A surge of Teach For America teachers to charter schools

Teach for America, the program that places new teachers in hard-to-staff public schools, is planning to send nearly a third of its new New York City teachers to charter schools this fall, up from just 3% in 2005, internal TFA projections show.

The shift to charter schools insulates the latest batch of Teach For America teachers from a new-teacher hiring freeze the city announced earlier this month. Charter schools are publicly funded but privately operated, so they aren’t subject to the freeze and can hire any certified teacher, whether she is already in the Department of Education system or not.

The move follows a downsizing in Teach For America’s pool to about 300 from 500 teachers last year. The city’s dismal budget picture led to the retraction.
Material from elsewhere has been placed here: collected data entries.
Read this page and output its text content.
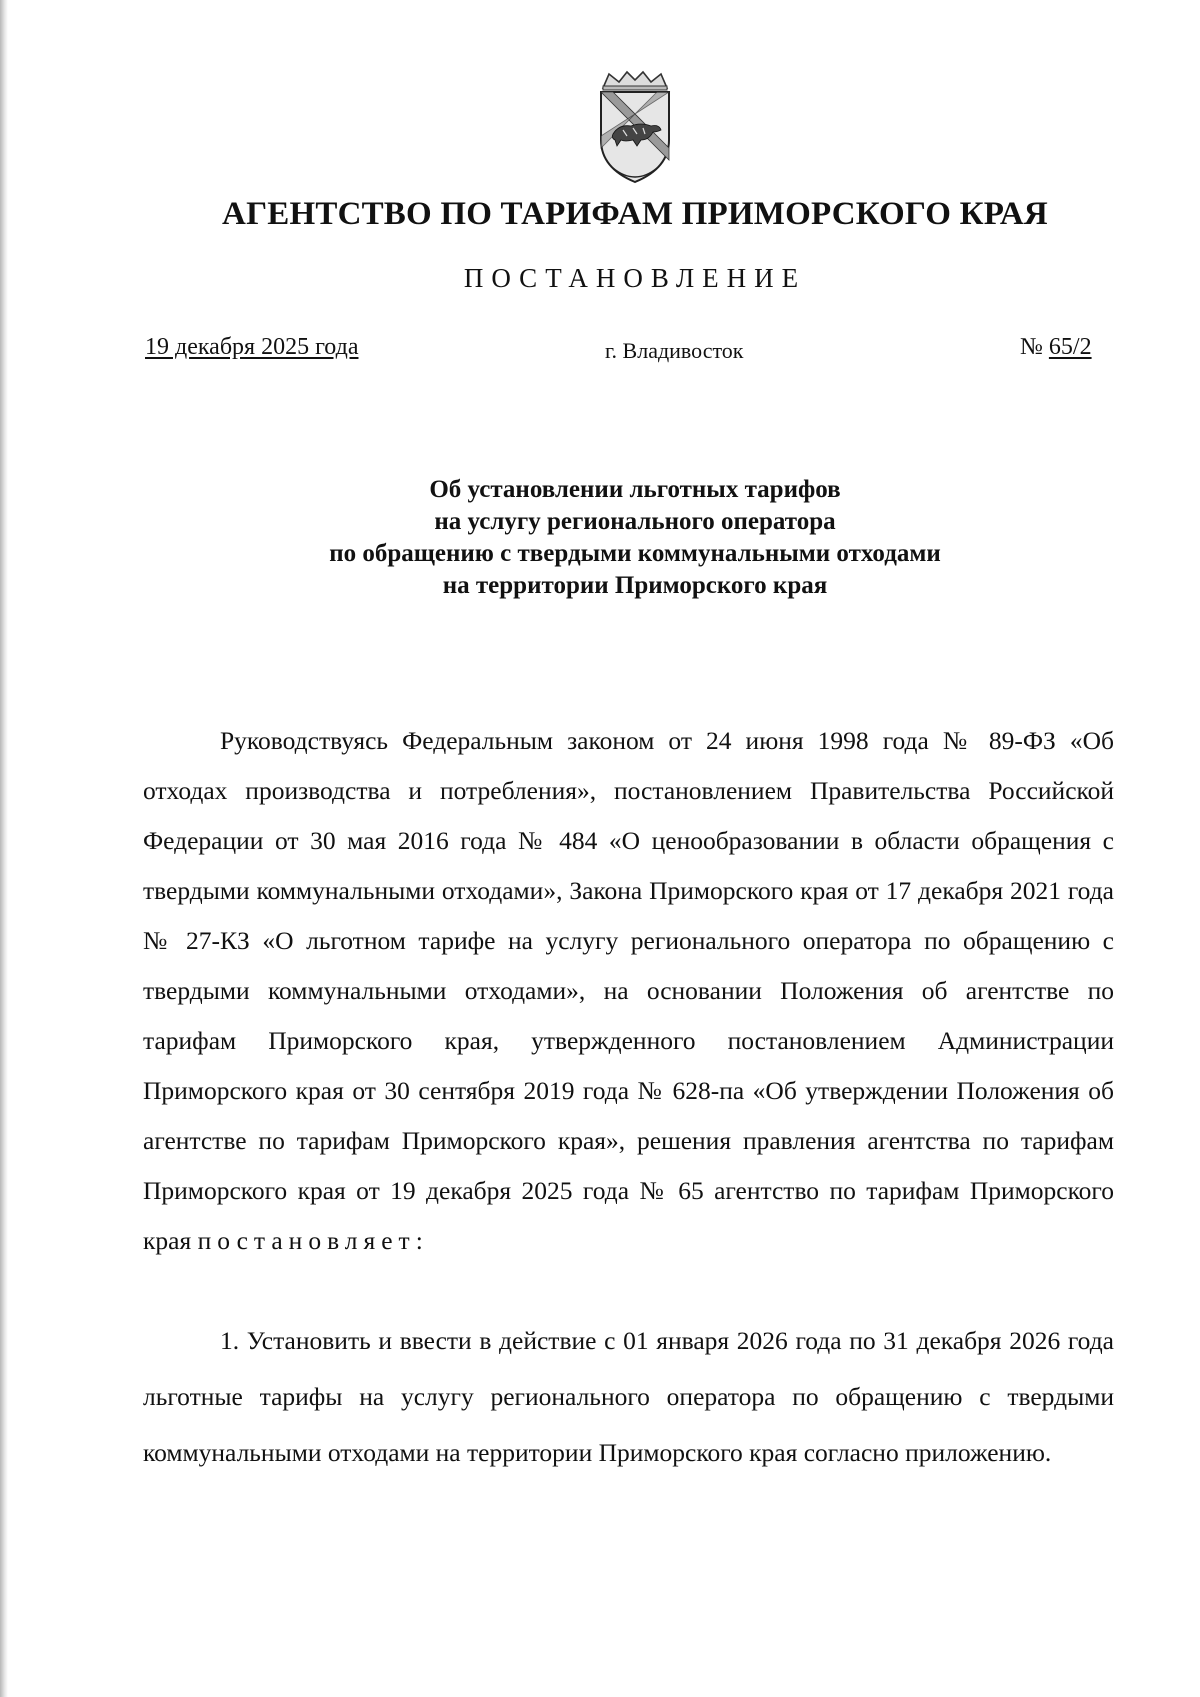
АГЕНТСТВО ПО ТАРИФАМ ПРИМОРСКОГО КРАЯ
ПОСТАНОВЛЕНИЕ
19 декабря 2025 года	г. Владивосток	№ 65/2
Об установлении льготных тарифов
на услугу регионального оператора
по обращению с твердыми коммунальными отходами
на территории Приморского края
Руководствуясь Федеральным законом от 24 июня 1998 года № 89-ФЗ «Об отходах производства и потребления», постановлением Правительства Российской Федерации от 30 мая 2016 года № 484 «О ценообразовании в области обращения с твердыми коммунальными отходами», Закона Приморского края от 17 декабря 2021 года № 27-КЗ «О льготном тарифе на услугу регионального оператора по обращению с твердыми коммунальными отходами», на основании Положения об агентстве по тарифам Приморского края, утвержденного постановлением Администрации Приморского края от 30 сентября 2019 года № 628-па «Об утверждении Положения об агентстве по тарифам Приморского края», решения правления агентства по тарифам Приморского края от 19 декабря 2025 года № 65 агентство по тарифам Приморского края постановляет:
1. Установить и ввести в действие с 01 января 2026 года по 31 декабря 2026 года льготные тарифы на услугу регионального оператора по обращению с твердыми коммунальными отходами на территории Приморского края согласно приложению.
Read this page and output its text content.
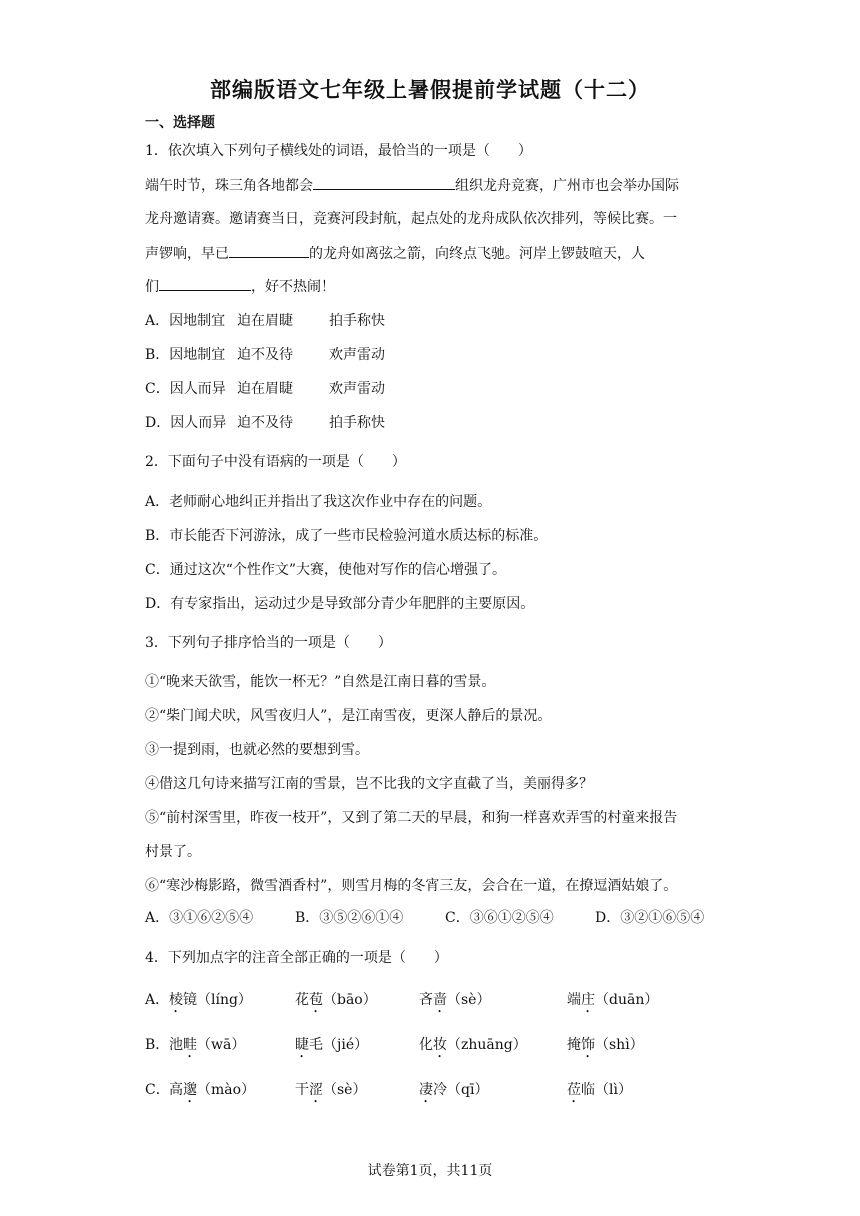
部编版语文七年级上暑假提前学试题（十二）
一、选择题
1．依次填入下列句子横线处的词语，最恰当的一项是（　　）
端午时节，珠三角各地都会	组织龙舟竞赛，广州市也会举办国际
龙舟邀请赛。邀请赛当日，竞赛河段封航，起点处的龙舟成队依次排列，等候比赛。一
声锣响，早已	的龙舟如离弦之箭，向终点飞驰。河岸上锣鼓喧天，人
们	，好不热闹！
A．因地制宜 迫在眉睫	拍手称快
B．因地制宜 迫不及待	欢声雷动
C．因人而异 迫在眉睫	欢声雷动
D．因人而异 迫不及待	拍手称快
2．下面句子中没有语病的一项是（　　）
A．老师耐心地纠正并指出了我这次作业中存在的问题。
B．市长能否下河游泳，成了一些市民检验河道水质达标的标准。
C．通过这次“个性作文”大赛，使他对写作的信心增强了。
D．有专家指出，运动过少是导致部分青少年肥胖的主要原因。
3．下列句子排序恰当的一项是（　　）
①“晚来天欲雪，能饮一杯无？”自然是江南日暮的雪景。
②“柴门闻犬吠，风雪夜归人”，是江南雪夜，更深人静后的景况。
③一提到雨，也就必然的要想到雪。
④借这几句诗来描写江南的雪景，岂不比我的文字直截了当，美丽得多？
⑤“前村深雪里，昨夜一枝开”，又到了第二天的早晨，和狗一样喜欢弄雪的村童来报告
村景了。
⑥“寒沙梅影路，微雪酒香村”，则雪月梅的冬宵三友，会合在一道，在撩逗酒姑娘了。
A．③①⑥②⑤④	B．③⑤②⑥①④	C．③⑥①②⑤④	D．③②①⑥⑤④
4．下列加点字的注音全部正确的一项是（　　）
A．棱镜（líng）	花苞（bāo）	吝啬（sè）	端庄（duān）
B．池畦（wā）	睫毛（jié）	化妆（zhuāng）	掩饰（shì）
C．高邈（mào）	干涩（sè）	凄冷（qī）	莅临（lì）
试卷第1页，共11页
Kerci Marcello Stroud, a TFA spokeswoman, called the shift toward placing more teachers in charter schools “a natural progression.” As the number of charter schools has grown, so has the number of TFA teachers encouraged to work in them, she said.

The shift also means that far fewer Teach For America teachers are being placed at schools run by the Department of Education. TFA plans to place 230 teachers in DOE schools this fall, less than half as many as in 2008.

TFA placed teachers in charter schools for the first time in 2005, when 17 out of 505 teachers went to schools not operated by the city Department of Education.

The other program that places new and mostly untrained teachers into the public school system, Teaching Fellows, is still pumping a larger number of people into the schools, but its projected number — about 700 — is also down since last year, by half. Teaching Fellows does not allow its teachers to find jobs in charter schools.

“Teaching Fellows is designed to send teachers to DOE schools, and that’s a pattern that will continue even in this new environment,” said Ann Forte, a DOE spokeswoman.